I have an example table that I would like to conduct KKNN to classify on. The variable, V4
is the response and I want the classifier to see if a new data point will classify as 0
or 1
(the actual data has 12 columns and the 12th column is the response but I will simplify the example nonetheless
library(kknn)
data <- data.frame(
V1=c(1.2, 2.5, 3.1, 4.8, 5.2),
V2=c(0.7, 1.8, 2.3, 3.9, 4.1),
V3=c(2.3, 3.7, 1.8, 4.2, 5.5),
V4= c(0, 1, 0, 1, 0)
)
Now, I want to build a kknn
classification via LOOCV using a for
loop. Lets assume kknn=3
for (i in 1:nrow(data)) {
train_data <- data[-i, 1:3]
train_data_response <- data.frame(data[-i, 4])
colnames(train_data_response) <- "Response"
test_set <- data[i, 3]
model <- kknn(formula=train_data_response ~ ., data.frame(train_data),
data.frame(test_set), k=3, scale=TRUE)
}
Now I get this error that says:
Error in model.frame.default(formula, data = train) :
invalid type (list) for variable 'train_data_response'
Is there any way on how I can solve this error? I thought kknn
accepts matrix or dataframes. My training and testing data are indeed dataframes so what gives?
Also, am I doing the LOOCV correctly?
We want to leave one out from train_data to validate if our results are not driven by one specific row, and we won't touch test_set. Both are created even before doing the kknn
without LOOCV,
> set.seed(42)
> smp <- sample.int(nrow(data), nrow(data)*.7)
> train_data <- data[smp, ]
> test_set <- data[-smp, ]
> fit <- kknn(formula=as.factor(Response) ~ ., train=train_data,
+ test=test_set, k=3, scale=TRUE)
so we don't need the raw data anymore.
Say we want the result as a matrix loo
of nrow(loo) == (test_set)
and ncol(loo) == (train_data)
, we initialize it doing
> loo <- matrix(NA_character_, nrow=nrow(test_set), ncol=nrow(train_data))

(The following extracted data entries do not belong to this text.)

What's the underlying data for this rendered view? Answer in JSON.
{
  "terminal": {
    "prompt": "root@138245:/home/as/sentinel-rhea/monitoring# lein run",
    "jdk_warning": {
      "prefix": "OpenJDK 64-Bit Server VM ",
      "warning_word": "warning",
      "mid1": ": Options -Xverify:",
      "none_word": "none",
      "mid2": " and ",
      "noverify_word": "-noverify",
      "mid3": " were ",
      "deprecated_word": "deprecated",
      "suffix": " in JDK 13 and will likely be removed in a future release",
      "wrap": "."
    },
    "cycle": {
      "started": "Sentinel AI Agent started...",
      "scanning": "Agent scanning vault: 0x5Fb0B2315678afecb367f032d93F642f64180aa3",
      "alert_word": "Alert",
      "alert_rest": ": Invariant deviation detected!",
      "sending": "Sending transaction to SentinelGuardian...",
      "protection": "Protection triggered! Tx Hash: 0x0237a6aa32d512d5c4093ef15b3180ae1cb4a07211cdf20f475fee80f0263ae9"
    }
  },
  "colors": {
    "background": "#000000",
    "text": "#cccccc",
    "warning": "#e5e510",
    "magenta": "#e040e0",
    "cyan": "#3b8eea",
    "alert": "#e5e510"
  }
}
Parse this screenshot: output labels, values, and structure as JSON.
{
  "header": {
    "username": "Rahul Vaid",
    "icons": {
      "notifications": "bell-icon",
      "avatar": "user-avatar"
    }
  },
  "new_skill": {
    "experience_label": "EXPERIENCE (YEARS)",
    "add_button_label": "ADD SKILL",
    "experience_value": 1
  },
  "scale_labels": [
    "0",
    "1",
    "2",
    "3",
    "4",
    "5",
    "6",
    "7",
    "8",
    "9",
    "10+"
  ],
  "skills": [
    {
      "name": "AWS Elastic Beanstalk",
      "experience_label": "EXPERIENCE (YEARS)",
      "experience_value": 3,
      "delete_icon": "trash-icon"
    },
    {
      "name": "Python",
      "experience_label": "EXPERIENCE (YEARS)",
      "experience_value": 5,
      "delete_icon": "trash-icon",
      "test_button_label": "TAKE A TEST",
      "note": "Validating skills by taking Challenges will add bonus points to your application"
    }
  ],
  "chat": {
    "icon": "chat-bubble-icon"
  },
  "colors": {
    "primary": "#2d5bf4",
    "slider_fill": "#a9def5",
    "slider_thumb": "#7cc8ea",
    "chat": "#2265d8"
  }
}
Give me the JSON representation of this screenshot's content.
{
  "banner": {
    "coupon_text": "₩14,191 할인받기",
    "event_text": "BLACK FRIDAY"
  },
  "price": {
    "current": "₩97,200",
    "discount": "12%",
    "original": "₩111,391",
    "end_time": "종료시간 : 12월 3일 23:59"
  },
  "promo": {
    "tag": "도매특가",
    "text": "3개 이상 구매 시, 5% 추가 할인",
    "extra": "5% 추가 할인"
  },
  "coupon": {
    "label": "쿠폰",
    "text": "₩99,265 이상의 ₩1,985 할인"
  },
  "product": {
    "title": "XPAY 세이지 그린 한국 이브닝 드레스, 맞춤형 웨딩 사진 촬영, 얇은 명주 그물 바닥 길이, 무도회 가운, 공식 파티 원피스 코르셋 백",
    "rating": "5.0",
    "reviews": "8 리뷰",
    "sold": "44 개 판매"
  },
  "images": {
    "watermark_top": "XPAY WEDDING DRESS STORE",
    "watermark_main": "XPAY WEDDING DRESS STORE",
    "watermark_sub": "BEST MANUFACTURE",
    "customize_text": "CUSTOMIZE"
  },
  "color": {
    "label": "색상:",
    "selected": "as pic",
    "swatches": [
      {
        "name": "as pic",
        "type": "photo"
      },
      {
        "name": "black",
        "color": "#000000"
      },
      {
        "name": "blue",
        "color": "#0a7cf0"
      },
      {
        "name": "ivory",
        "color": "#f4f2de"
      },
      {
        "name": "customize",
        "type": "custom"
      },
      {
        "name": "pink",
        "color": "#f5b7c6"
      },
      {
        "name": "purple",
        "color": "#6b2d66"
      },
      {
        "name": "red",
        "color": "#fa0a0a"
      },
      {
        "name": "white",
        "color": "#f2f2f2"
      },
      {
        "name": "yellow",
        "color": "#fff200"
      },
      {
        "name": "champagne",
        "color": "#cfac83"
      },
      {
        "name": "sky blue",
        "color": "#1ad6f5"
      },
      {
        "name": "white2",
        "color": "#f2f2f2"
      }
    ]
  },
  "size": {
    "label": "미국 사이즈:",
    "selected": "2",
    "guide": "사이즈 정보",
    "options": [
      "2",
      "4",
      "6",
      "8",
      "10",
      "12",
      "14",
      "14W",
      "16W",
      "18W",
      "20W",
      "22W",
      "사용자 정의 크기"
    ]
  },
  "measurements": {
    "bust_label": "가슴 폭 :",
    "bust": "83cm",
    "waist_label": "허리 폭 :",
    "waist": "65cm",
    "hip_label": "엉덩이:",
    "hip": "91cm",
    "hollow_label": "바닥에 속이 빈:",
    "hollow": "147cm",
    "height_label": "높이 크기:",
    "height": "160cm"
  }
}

and fill it now leaving one out in the kknn
.
> for (i in seq_len(nrow(train_data))) {
+ fit_loo <- kknn(formula=as.factor(Response) ~ ., train=train_data[-i, ],
+ test=test_set, k=3, scale=TRUE)
+ loo[, i] <- as.character(fit_loo$fitted.values)
+ }
Note that we better classify the response as.factor
in the formula, which adds safety if is numerish as in OP. The fit$fitted.values
will, thus, also come back as a factor which in the matrix we want as.character
, though, to prevent coercing the factors to integers.
Now we can do many things with the loo
result, e.g. look which left out observation might influence model prediction,
> loo == fit$fitted.values
[,1] [,2] [,3] [,4] [,5] [,6] [,7] [,8] [,9] [,10] [,11]
[1,] TRUE TRUE TRUE TRUE TRUE TRUE TRUE TRUE FALSE TRUE TRUE
[2,] TRUE TRUE TRUE TRUE TRUE TRUE TRUE TRUE TRUE TRUE TRUE
[3,] TRUE TRUE TRUE TRUE TRUE TRUE TRUE TRUE TRUE TRUE TRUE
[4,] TRUE TRUE TRUE TRUE TRUE TRUE TRUE TRUE FALSE TRUE TRUE
[5,] TRUE TRUE TRUE TRUE TRUE TRUE TRUE TRUE TRUE TRUE TRUE
which is ninth row of train_data in this case.
Or calculate the ratio where all
classifications were predicted correctly.
> mean(apply(loo == fit$fitted.values, 2, all))
[1] 0.9090909
Data:
Extended a little to have more observations.
data <- data.frame(
V1=c(1.2, 2.5, 3.1, 4.8, 5.2),
V2=c(0.7, 1.8, 2.3, 3.9, 4.1),
V3=c(2.3, 3.7, 1.8, 4.2, 5.5),
Response= c(0, 1, 0, 1, 0)
)
data <- rbind.data.frame(data, data, data, row.names=FALSE)